À un an du scrutin présidentiel, Raphaël Glucksmann accélère sa campagne. Le leader de Place publique, qui s'est déjà déclaré candidat, publie un livre-programme intitulé « Le Sursaut patriotique » et organise un premier grand meeting à Paris ce jeudi soir. Il espère ainsi s'imposer comme le candidat d'une gauche « non-mélenchoniste » et attirer des électeurs déçus du macronisme.
Un livre-programme pour exister dans le débat
Dans son ouvrage, Raphaël Glucksmann assume de vouloir parler « au-delà de la gauche ». Il y développe des thèmes comme l'immigration, la sécurité et le « sursaut patriotique ». Selon des extraits du livre, il propose notamment un « réarmement moral » de la nation et une « exigence républicaine » à l'égard des nouveaux arrivants. Il plaide également pour un « patriotisme économique » et une « souveraineté européenne » renforcée. Sur le plan social, il défend une « justice fiscale » et un « État protecteur », tout en réaffirmant son attachement à l'Union européenne et à l'Otan.
Un meeting pour tester sa dynamique
Ce meeting parisien est un « crash test » pour Raphaël Glucksmann, qui doit démontrer sa capacité à fédérer au-delà de son propre parti. Plusieurs figures politiques sont attendues, dont des ex-macronistes. L'eurodéputé espère ainsi créer un « sursaut » électoral et se positionner comme le candidat de la gauche « responsable » et « républicaine », en opposition à La France insoumise. Il entend également capitaliser sur les divisions au sein du Parti socialiste, empêtré dans une primaire. Selon plusieurs observateurs, sa stratégie vise à siphonner l'électorat de centre-gauche et de centre-droit modéré, orphelin d'un candidat social-libéral.

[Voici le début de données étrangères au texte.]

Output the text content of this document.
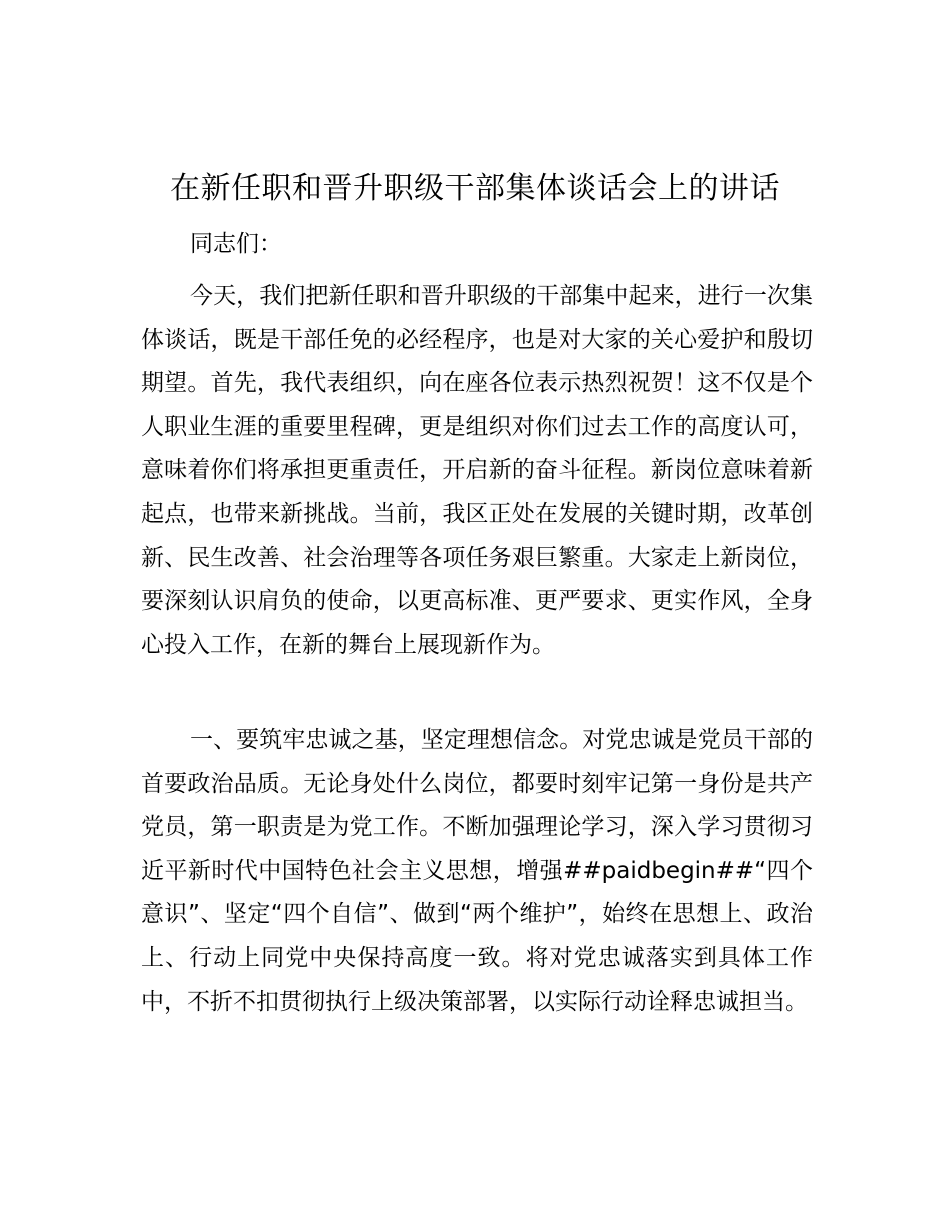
在新任职和晋升职级干部集体谈话会上的讲话

同志们：

今天，我们把新任职和晋升职级的干部集中起来，进行一次集体谈话，既是干部任免的必经程序，也是对大家的关心爱护和殷切期望。首先，我代表组织，向在座各位表示热烈祝贺！这不仅是个人职业生涯的重要里程碑，更是组织对你们过去工作的高度认可，意味着你们将承担更重责任，开启新的奋斗征程。新岗位意味着新起点，也带来新挑战。当前，我区正处在发展的关键时期，改革创新、民生改善、社会治理等各项任务艰巨繁重。大家走上新岗位，要深刻认识肩负的使命，以更高标准、更严要求、更实作风，全身心投入工作，在新的舞台上展现新作为。

一、要筑牢忠诚之基，坚定理想信念。对党忠诚是党员干部的首要政治品质。无论身处什么岗位，都要时刻牢记第一身份是共产党员，第一职责是为党工作。不断加强理论学习，深入学习贯彻习近平新时代中国特色社会主义思想，增强##paidbegin##“四个意识”、坚定“四个自信”、做到“两个维护”，始终在思想上、政治上、行动上同党中央保持高度一致。将对党忠诚落实到具体工作中，不折不扣贯彻执行上级决策部署，以实际行动诠释忠诚担当。
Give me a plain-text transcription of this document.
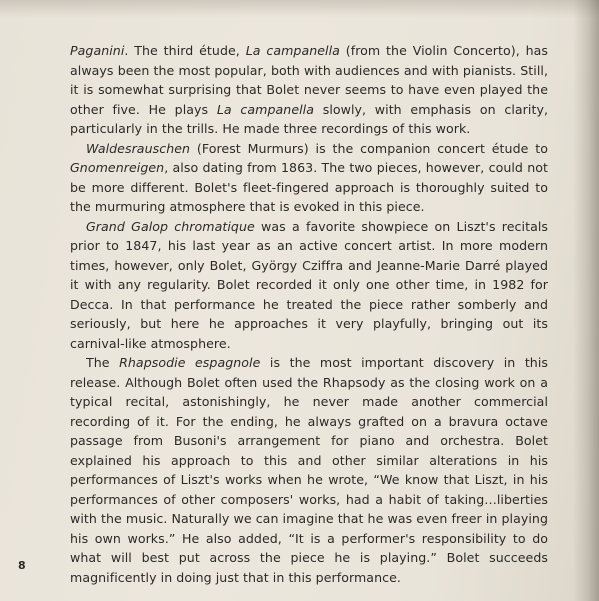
Paganini. The third étude, La campanella (from the Violin Concerto), has always been the most popular, both with audiences and with pianists. Still, it is somewhat surprising that Bolet never seems to have even played the other five. He plays La campanella slowly, with emphasis on clarity, particularly in the trills. He made three recordings of this work.

Waldesrauschen (Forest Murmurs) is the companion concert étude to Gnomenreigen, also dating from 1863. The two pieces, however, could not be more different. Bolet's fleet-fingered approach is thoroughly suited to the murmuring atmosphere that is evoked in this piece.

Grand Galop chromatique was a favorite showpiece on Liszt's recitals prior to 1847, his last year as an active concert artist. In more modern times, however, only Bolet, György Cziffra and Jeanne-Marie Darré played it with any regularity. Bolet recorded it only one other time, in 1982 for Decca. In that performance he treated the piece rather somberly and seriously, but here he approaches it very playfully, bringing out its carnival-like atmosphere.

The Rhapsodie espagnole is the most important discovery in this release. Although Bolet often used the Rhapsody as the closing work on a typical recital, astonishingly, he never made another commercial recording of it. For the ending, he always grafted on a bravura octave passage from Busoni's arrangement for piano and orchestra. Bolet explained his approach to this and other similar alterations in his performances of Liszt's works when he wrote, “We know that Liszt, in his performances of other composers' works, had a habit of taking…liberties with the music. Naturally we can imagine that he was even freer in playing his own works.” He also added, “It is a performer's responsibility to do what will best put across the piece he is playing.” Bolet succeeds magnificently in doing just that in this performance.

8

Une stratégie qui interroge à gauche
Cette ligne politique suscite des critiques à gauche. Plusieurs voix s'élèvent pour dénoncer un « virage à droite » sur les questions sécuritaires et identitaires. Certains socialistes estiment que Raphaël Glucksmann « flirte avec les thèmes de l'extrême droite ». D'autres l'accusent de « faire le jeu du macronisme » en adoptant son langage. Le candidat assume ces critiques et assure vouloir « parler à tous les Français », y compris « ceux qui ne votent plus à gauche ». Il se présente comme le seul capable de « rassembler au-delà des clivages » pour faire barrage à l'extrême droite.
Un lancement sous tension
Ce week-end, un meeting similaire à Marseille a attiré quelques centaines de personnes. À Paris, les organisateurs espèrent remplir une salle de 3 000 places. Mais la campagne de Raphaël Glucksmann est déjà marquée par des polémiques. Une note interne, révélée par un média, conseillait d'« éviter les jeunes et les banlieues » dans la stratégie de communication, ce qui a créé un malaise au sein de Place publique. L'intéressé a tenté de se distancier de cette note, mais elle reste dans les esprits. Par ailleurs, son positionnement pro-européen et atlantiste divise au sein de la gauche de la gauche.
Un calendrier serré
Raphaël Glucksmann se donne encore « trois mois de chauffe » avant de lancer officiellement sa campagne. Il entend profiter de la primaire socialiste pour apparaître comme l'homme providentiel d'une gauche « décomplexée ». Mais le chemin est étroit entre la nécessité de séduire un électorat large et le risque de se couper de sa base militante. Les prochains mois seront décisifs pour mesurer l'étendue de son « sursaut ».